Any obvious pitfalls in this Student's t-distribution CDF computation?


I have been looking for an efficient function that computes the CDF (cumulative distribution function) for the Student's t-distribution.

Here's what I have settled with after looking at another stackoverflow question, JStat library, the_subtprob function on Line 317 here.

Looking at the notes in the last reference led me to an out of print book, which does not help

If you are interested in more precise algorithms you could look at: StatLib: http://lib.stat.cmu.edu/apstat/ ;
Applied Statistics Algorithms by Griffiths, P. and Hill, I.D.
Ellis Horwood: Chichester (1985)

The cmu site had a FORTRAN function that I translated as I show below.

Looking at the other sources, I find higher order functions like the incomplete beta, log gamma, and the implementation seems more complex, and in one case iterative.

I'm wondering if there are any known pitfalls of this implementation. It appears to produce the same results as the others.
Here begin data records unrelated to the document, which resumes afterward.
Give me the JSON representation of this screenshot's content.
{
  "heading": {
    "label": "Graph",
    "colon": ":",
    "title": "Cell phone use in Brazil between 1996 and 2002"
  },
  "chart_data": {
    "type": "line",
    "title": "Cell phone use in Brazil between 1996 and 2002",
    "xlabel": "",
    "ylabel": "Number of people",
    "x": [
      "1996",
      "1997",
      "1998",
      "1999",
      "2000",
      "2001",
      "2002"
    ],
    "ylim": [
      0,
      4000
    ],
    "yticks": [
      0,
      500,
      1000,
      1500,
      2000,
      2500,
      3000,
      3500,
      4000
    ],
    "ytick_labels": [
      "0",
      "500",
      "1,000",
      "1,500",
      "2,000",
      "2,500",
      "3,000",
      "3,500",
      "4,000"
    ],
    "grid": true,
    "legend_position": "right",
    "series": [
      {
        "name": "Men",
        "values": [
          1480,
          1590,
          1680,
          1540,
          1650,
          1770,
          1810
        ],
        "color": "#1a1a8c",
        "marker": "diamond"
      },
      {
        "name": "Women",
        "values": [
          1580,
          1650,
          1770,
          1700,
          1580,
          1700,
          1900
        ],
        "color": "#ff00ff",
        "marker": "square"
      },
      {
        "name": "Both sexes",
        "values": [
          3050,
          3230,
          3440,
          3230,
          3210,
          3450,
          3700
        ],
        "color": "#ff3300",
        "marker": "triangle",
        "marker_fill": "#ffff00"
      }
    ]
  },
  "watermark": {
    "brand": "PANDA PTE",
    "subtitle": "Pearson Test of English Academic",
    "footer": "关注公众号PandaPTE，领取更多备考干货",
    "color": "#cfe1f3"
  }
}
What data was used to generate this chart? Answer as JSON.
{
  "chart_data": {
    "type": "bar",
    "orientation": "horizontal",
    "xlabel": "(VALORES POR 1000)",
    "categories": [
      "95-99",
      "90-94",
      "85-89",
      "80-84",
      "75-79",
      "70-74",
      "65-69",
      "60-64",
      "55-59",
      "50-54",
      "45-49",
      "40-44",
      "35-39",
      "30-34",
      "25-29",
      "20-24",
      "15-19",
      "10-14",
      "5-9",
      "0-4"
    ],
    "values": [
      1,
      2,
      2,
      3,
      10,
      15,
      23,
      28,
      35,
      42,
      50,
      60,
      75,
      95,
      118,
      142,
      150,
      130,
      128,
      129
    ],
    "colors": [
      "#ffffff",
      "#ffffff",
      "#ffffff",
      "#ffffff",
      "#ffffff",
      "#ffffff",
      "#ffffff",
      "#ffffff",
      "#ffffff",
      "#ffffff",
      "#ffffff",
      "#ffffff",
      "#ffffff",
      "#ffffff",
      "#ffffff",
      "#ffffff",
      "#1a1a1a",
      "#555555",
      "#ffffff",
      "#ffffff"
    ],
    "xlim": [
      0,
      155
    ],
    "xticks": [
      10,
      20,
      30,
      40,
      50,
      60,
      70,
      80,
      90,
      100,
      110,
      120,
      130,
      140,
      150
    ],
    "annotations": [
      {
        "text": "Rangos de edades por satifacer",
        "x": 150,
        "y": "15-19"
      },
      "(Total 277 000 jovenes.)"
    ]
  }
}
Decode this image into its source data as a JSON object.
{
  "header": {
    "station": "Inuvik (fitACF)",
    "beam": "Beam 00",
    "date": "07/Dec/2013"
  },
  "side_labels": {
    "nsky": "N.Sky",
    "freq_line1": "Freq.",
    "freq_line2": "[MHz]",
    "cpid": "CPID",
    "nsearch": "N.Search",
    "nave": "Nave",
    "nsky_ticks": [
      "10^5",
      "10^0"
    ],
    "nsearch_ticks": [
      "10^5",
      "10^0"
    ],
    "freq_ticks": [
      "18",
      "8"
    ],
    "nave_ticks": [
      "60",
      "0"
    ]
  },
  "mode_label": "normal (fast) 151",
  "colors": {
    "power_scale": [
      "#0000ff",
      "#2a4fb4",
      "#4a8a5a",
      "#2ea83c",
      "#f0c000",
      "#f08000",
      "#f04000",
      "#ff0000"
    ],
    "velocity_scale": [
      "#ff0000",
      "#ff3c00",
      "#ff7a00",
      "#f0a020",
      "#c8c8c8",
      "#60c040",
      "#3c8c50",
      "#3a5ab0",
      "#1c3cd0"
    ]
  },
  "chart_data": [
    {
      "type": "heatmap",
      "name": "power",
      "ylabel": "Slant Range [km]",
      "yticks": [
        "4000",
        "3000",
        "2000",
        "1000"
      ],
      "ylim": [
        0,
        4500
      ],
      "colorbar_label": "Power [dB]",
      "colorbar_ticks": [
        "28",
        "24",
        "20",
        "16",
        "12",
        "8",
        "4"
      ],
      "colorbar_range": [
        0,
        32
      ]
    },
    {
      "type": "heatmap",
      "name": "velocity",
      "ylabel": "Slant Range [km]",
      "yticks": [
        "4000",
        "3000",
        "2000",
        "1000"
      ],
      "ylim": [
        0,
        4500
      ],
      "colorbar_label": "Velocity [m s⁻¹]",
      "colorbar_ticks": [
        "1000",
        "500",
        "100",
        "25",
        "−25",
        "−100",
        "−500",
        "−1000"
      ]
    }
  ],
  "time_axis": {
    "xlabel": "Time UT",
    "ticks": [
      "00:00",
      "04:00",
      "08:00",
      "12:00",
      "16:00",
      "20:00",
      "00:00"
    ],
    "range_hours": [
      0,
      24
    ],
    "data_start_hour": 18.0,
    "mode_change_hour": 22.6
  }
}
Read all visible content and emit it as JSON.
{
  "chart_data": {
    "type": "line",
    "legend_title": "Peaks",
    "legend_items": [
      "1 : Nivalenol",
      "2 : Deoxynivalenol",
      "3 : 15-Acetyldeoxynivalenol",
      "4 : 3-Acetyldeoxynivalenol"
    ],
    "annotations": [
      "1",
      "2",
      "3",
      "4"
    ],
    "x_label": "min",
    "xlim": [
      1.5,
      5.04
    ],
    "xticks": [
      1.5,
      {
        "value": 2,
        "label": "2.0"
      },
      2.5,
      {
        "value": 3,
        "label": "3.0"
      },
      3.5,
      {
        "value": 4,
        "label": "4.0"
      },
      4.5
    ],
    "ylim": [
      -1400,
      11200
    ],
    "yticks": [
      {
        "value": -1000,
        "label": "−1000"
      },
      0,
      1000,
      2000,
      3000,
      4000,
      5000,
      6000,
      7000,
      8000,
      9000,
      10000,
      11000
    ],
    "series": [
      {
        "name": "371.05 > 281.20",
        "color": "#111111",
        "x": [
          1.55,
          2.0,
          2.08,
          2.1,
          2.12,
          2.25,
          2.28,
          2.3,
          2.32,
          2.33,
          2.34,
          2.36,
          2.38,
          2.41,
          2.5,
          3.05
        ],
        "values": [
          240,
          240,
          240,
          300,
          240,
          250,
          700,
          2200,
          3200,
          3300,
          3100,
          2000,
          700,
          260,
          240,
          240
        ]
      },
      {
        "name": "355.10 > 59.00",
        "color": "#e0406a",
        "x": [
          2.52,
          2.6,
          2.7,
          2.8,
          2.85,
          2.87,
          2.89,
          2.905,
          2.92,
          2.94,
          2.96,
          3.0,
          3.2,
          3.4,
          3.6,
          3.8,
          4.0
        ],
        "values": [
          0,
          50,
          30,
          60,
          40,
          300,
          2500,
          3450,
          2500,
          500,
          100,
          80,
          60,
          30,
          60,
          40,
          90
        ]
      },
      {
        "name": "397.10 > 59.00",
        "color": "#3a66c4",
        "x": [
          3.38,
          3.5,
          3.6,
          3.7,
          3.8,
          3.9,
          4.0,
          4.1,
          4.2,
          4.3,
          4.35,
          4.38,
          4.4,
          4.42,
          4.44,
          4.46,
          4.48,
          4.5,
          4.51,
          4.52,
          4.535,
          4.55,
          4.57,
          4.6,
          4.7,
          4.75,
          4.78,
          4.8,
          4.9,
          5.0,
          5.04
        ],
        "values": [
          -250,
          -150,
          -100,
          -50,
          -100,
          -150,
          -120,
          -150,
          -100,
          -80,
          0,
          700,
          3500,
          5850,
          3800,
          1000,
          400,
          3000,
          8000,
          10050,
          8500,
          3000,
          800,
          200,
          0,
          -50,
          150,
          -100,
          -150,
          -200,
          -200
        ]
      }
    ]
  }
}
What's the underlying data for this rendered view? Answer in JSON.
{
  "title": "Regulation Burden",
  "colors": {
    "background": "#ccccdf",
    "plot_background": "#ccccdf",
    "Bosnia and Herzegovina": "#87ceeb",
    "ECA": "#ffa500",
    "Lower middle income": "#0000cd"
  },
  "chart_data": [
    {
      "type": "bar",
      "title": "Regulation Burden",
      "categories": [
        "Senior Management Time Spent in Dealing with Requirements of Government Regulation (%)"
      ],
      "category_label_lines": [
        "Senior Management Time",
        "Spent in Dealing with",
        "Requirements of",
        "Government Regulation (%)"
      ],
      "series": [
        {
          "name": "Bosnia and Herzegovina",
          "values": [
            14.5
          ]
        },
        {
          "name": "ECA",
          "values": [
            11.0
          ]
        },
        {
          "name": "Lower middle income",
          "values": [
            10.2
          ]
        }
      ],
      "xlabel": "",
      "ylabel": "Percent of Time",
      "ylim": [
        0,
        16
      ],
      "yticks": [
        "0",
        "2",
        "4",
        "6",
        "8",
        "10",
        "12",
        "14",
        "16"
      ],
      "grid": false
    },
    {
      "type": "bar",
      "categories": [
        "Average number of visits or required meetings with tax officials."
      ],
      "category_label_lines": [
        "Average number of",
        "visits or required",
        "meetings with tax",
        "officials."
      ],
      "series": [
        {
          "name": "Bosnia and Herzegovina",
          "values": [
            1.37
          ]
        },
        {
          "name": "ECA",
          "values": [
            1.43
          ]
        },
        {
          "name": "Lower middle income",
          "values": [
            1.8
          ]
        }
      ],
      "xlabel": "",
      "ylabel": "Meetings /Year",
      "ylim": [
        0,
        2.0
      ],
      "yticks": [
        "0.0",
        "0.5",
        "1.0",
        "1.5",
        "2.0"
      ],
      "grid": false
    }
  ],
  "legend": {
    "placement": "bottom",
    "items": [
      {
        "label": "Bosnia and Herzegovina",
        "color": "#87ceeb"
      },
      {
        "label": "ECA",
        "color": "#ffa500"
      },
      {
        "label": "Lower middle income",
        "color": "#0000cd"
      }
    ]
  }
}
Any thoughts on how one would go about evaluating this would be helpful as well.

function tcdf (t, v) {
    //
    // ALGORITHM AS 3  APPL. STATIST. (1968) VOL.17, P.189
    // STUDENT T PROBABILITY (LOWER TAIL)
    //               
    var b = v / (v + t * t),
        c = 1,
        s = 1,
        ioe = v % 2,
        k = 2 + ioe;

    if (v < 1) {
        return 0;
    }
    if (v >= 4) {
        while (k <= v - 2) {
            c *= b - b / k;
            s += c;
            k += 2;
        }
    }
    c = t / Math.sqrt(v);

    if (1 !== ioe) {
        return 0.5 + 0.5 * Math.sqrt(b) * c * s;
    }
    return 0.5 + ((1 === v ? 0 : b * c * s) + Math.atan(c)) / Math.PI;
}

Solution

  • Two possible issue with this algorithm.

    1. Handling large values of v. When v becomes large, we should recover the standard normal distribution. However, you have a while loop over v. So v=1000000 say, becomes slow

    2. Tail accuracy. How does the algorithm cope in the extreme tails? typically, we need to work with log to avoid rounding errors.